Click patterns: The complexity of click bots has increased over the last years and some of them are able to simulate human-like mouse movements, scrolling, etc. Nevertheless, the old click bots did not retire. They are still active, hoping to slip past. These old bots are not so smart and prefer to click on certain positions or they like to wait a determined amount of seconds before clicking. They may be difficult to detect when also human traffic is visiting the site. The good thing is that, sometimes they are the only visitors and then we end up discovering them because of their silly clicking strategy.

On a very basic level, we are creating our own version of the Turing test. In the classic Turing test, a machine pretends to be a human and a human has to decide if she is dealing with another human or a machine. Having machines able to imitate human behavior will make our job in fraud detection more challenging. Nevertheless, we have an advantage. Fraud bots won’t have to cheat only humans, but also other machines. From our perspective, this is sometimes much more difficult given that those machines also have the power of machine learning and AI available to them.
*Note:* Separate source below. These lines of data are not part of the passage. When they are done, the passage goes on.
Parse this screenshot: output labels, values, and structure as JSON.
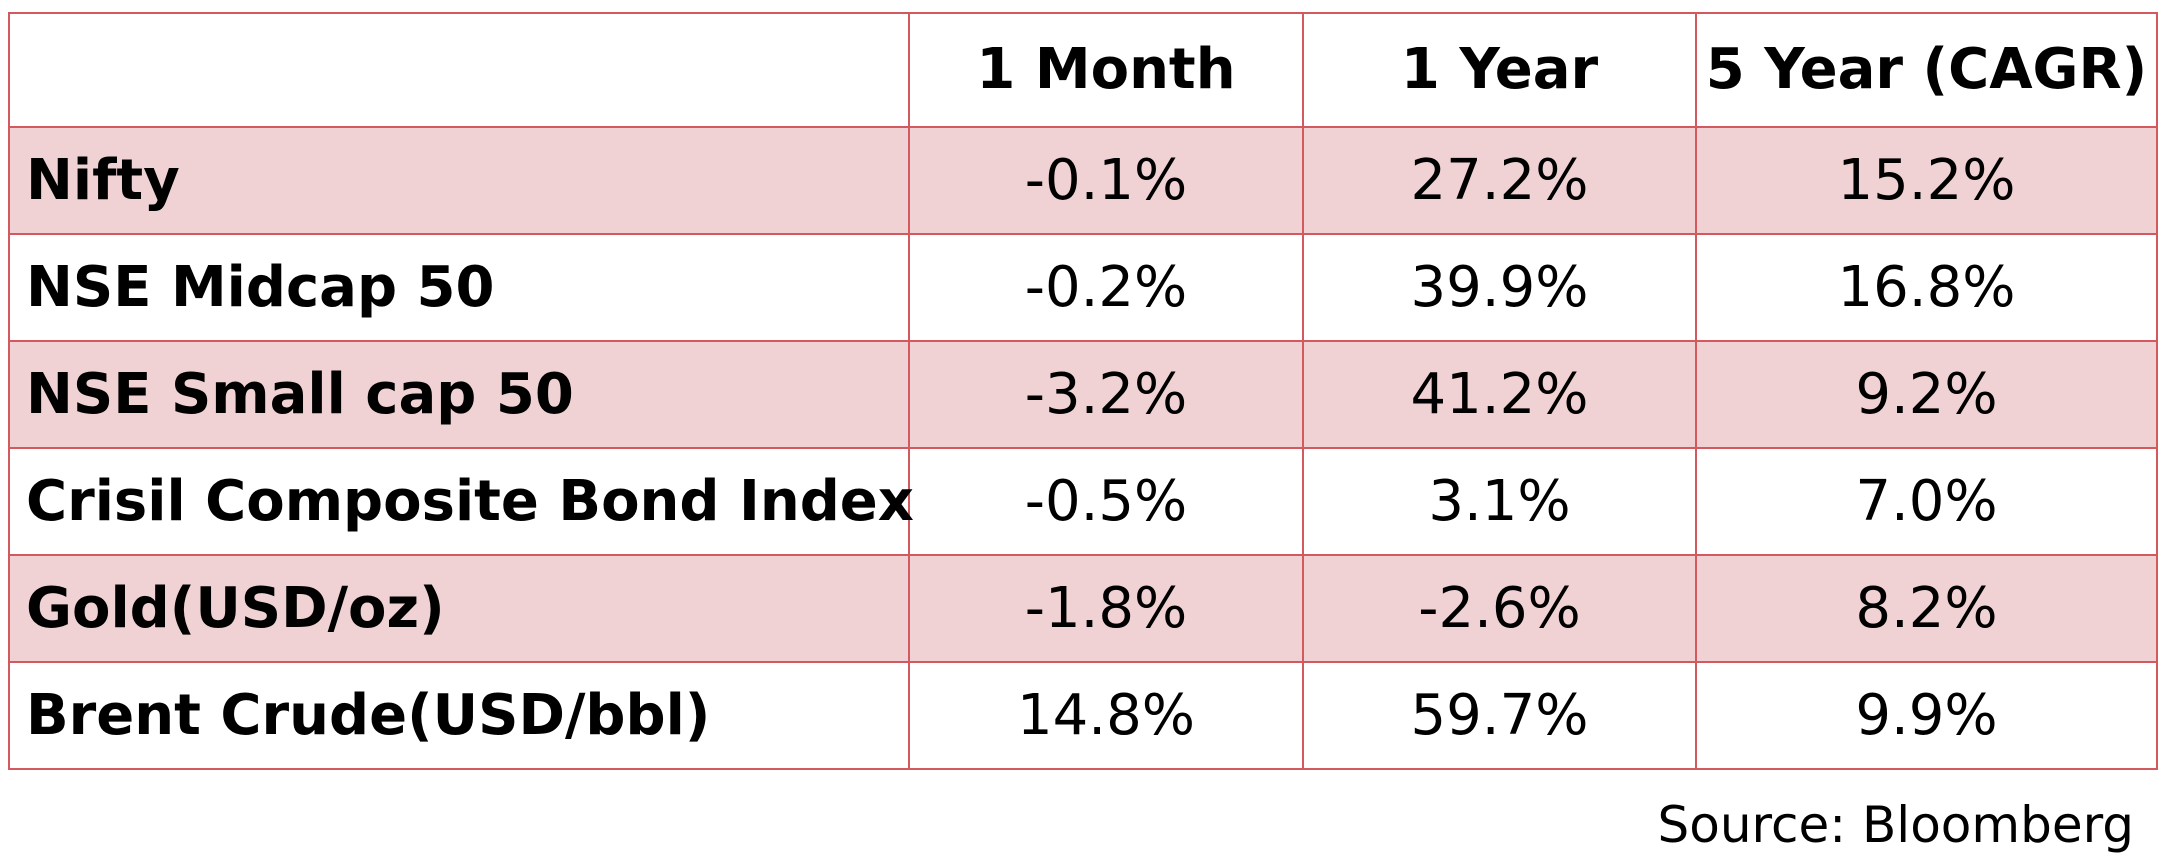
{
  "table": {
    "headers": [
      "",
      "1 Month",
      "1 Year",
      "5 Year (CAGR)"
    ],
    "rows": [
      {
        "name": "Nifty",
        "m1": "-0.1%",
        "y1": "27.2%",
        "y5": "15.2%"
      },
      {
        "name": "NSE Midcap 50",
        "m1": "-0.2%",
        "y1": "39.9%",
        "y5": "16.8%"
      },
      {
        "name": "NSE Small cap 50",
        "m1": "-3.2%",
        "y1": "41.2%",
        "y5": "9.2%"
      },
      {
        "name": "Crisil Composite Bond Index",
        "m1": "-0.5%",
        "y1": "3.1%",
        "y5": "7.0%"
      },
      {
        "name": "Gold(USD/oz)",
        "m1": "-1.8%",
        "y1": "-2.6%",
        "y5": "8.2%"
      },
      {
        "name": "Brent Crude(USD/bbl)",
        "m1": "14.8%",
        "y1": "59.7%",
        "y5": "9.9%"
      }
    ]
  },
  "footer": {
    "source": "Source: Bloomberg"
  },
  "colors": {
    "border": "#d25a5e",
    "shaded_row": "#f0d2d4",
    "plain_row": "#ffffff"
  }
}
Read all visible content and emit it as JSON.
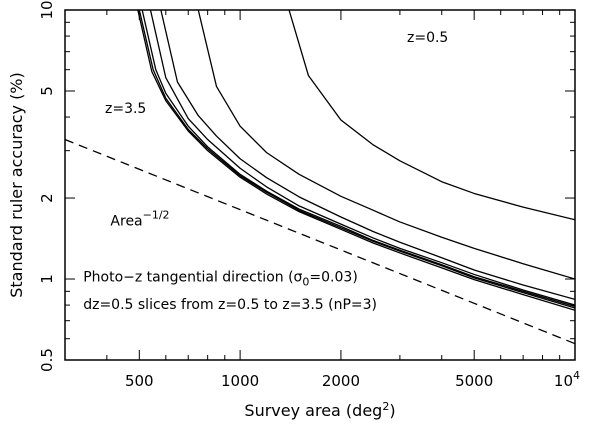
{
  "chart_data": {
    "type": "line",
    "xlabel": "Survey area (deg²)",
    "ylabel": "Standard ruler accuracy (%)",
    "xscale": "log",
    "yscale": "log",
    "xlim": [
      300,
      10000
    ],
    "ylim": [
      0.5,
      10
    ],
    "x_ticks": [
      {
        "value": 500,
        "label": "500"
      },
      {
        "value": 1000,
        "label": "1000"
      },
      {
        "value": 2000,
        "label": "2000"
      },
      {
        "value": 5000,
        "label": "5000"
      },
      {
        "value": 10000,
        "label": "10",
        "sup": "4"
      }
    ],
    "y_ticks": [
      {
        "value": 0.5,
        "label": "0.5"
      },
      {
        "value": 1,
        "label": "1"
      },
      {
        "value": 2,
        "label": "2"
      },
      {
        "value": 5,
        "label": "5"
      },
      {
        "value": 10,
        "label": "10"
      }
    ],
    "series": [
      {
        "name": "z=0.5",
        "x": [
          1400,
          1600,
          2000,
          2500,
          3000,
          4000,
          5000,
          7000,
          10000
        ],
        "y": [
          10,
          5.7,
          3.9,
          3.15,
          2.75,
          2.3,
          2.08,
          1.85,
          1.66
        ]
      },
      {
        "x": [
          750,
          850,
          1000,
          1200,
          1500,
          2000,
          2500,
          3000,
          4000,
          5000,
          7000,
          10000
        ],
        "y": [
          10,
          5.2,
          3.7,
          2.95,
          2.45,
          2.03,
          1.8,
          1.63,
          1.43,
          1.3,
          1.14,
          1.0
        ]
      },
      {
        "x": [
          580,
          650,
          750,
          850,
          1000,
          1200,
          1500,
          2000,
          2500,
          3000,
          4000,
          5000,
          7000,
          10000
        ],
        "y": [
          10,
          5.4,
          4.05,
          3.4,
          2.8,
          2.38,
          2.02,
          1.7,
          1.5,
          1.37,
          1.2,
          1.08,
          0.95,
          0.84
        ]
      },
      {
        "x": [
          540,
          600,
          700,
          800,
          1000,
          1200,
          1500,
          2000,
          2500,
          3000,
          4000,
          5000,
          7000,
          10000
        ],
        "y": [
          10,
          5.6,
          3.95,
          3.3,
          2.58,
          2.2,
          1.87,
          1.6,
          1.42,
          1.3,
          1.15,
          1.04,
          0.91,
          0.8
        ]
      },
      {
        "x": [
          510,
          560,
          600,
          700,
          800,
          1000,
          1200,
          1500,
          2000,
          2500,
          3000,
          4000,
          5000,
          7000,
          10000
        ],
        "y": [
          10,
          6.0,
          4.9,
          3.7,
          3.1,
          2.45,
          2.12,
          1.82,
          1.57,
          1.39,
          1.28,
          1.13,
          1.02,
          0.9,
          0.79
        ]
      },
      {
        "x": [
          500,
          550,
          600,
          700,
          800,
          1000,
          1200,
          1500,
          2000,
          2500,
          3000,
          4000,
          5000,
          7000,
          10000
        ],
        "y": [
          10,
          6.0,
          4.7,
          3.6,
          3.05,
          2.42,
          2.1,
          1.8,
          1.55,
          1.38,
          1.27,
          1.12,
          1.01,
          0.89,
          0.78
        ]
      },
      {
        "name": "z=3.5",
        "x": [
          495,
          545,
          600,
          700,
          800,
          1000,
          1200,
          1500,
          2000,
          2500,
          3000,
          4000,
          5000,
          7000,
          10000
        ],
        "y": [
          10,
          5.9,
          4.6,
          3.55,
          3.0,
          2.39,
          2.07,
          1.78,
          1.53,
          1.36,
          1.25,
          1.1,
          0.995,
          0.875,
          0.765
        ]
      },
      {
        "name": "Area",
        "name_sup": "−1/2",
        "dashed": true,
        "x": [
          300,
          10000
        ],
        "y": [
          3.3,
          0.575
        ]
      }
    ],
    "annotations": [
      {
        "text": "z=0.5",
        "x": 3150,
        "y": 7.6
      },
      {
        "text": "z=3.5",
        "x": 395,
        "y": 4.15
      },
      {
        "text": "Area",
        "sup": "−1/2",
        "x": 410,
        "y": 1.58
      },
      {
        "text": "Photo−z tangential direction (σ",
        "sub": "0",
        "text2": "=0.03)",
        "x": 340,
        "y": 0.98
      },
      {
        "text": "dz=0.5 slices from z=0.5 to z=3.5 (nP=3)",
        "x": 340,
        "y": 0.775
      }
    ],
    "grid": false,
    "legend": "none"
  }
}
Hopefully, these examples help you to understand how we use data science in Adello to fight fraud. However we are not the only department of the company aiming to improve the quality of the traffic we buy. For example, we also continuosly update a white list of sites and apps. This site list ensures brand safety and includes only real sites and apps, i.e. dummy sites and apps which only aim to sell advertisement and clearly do not offer any content are excluded from this list. Fraud is a serious problem in our industry and for this reason we have to tackle it from all possible perspectives.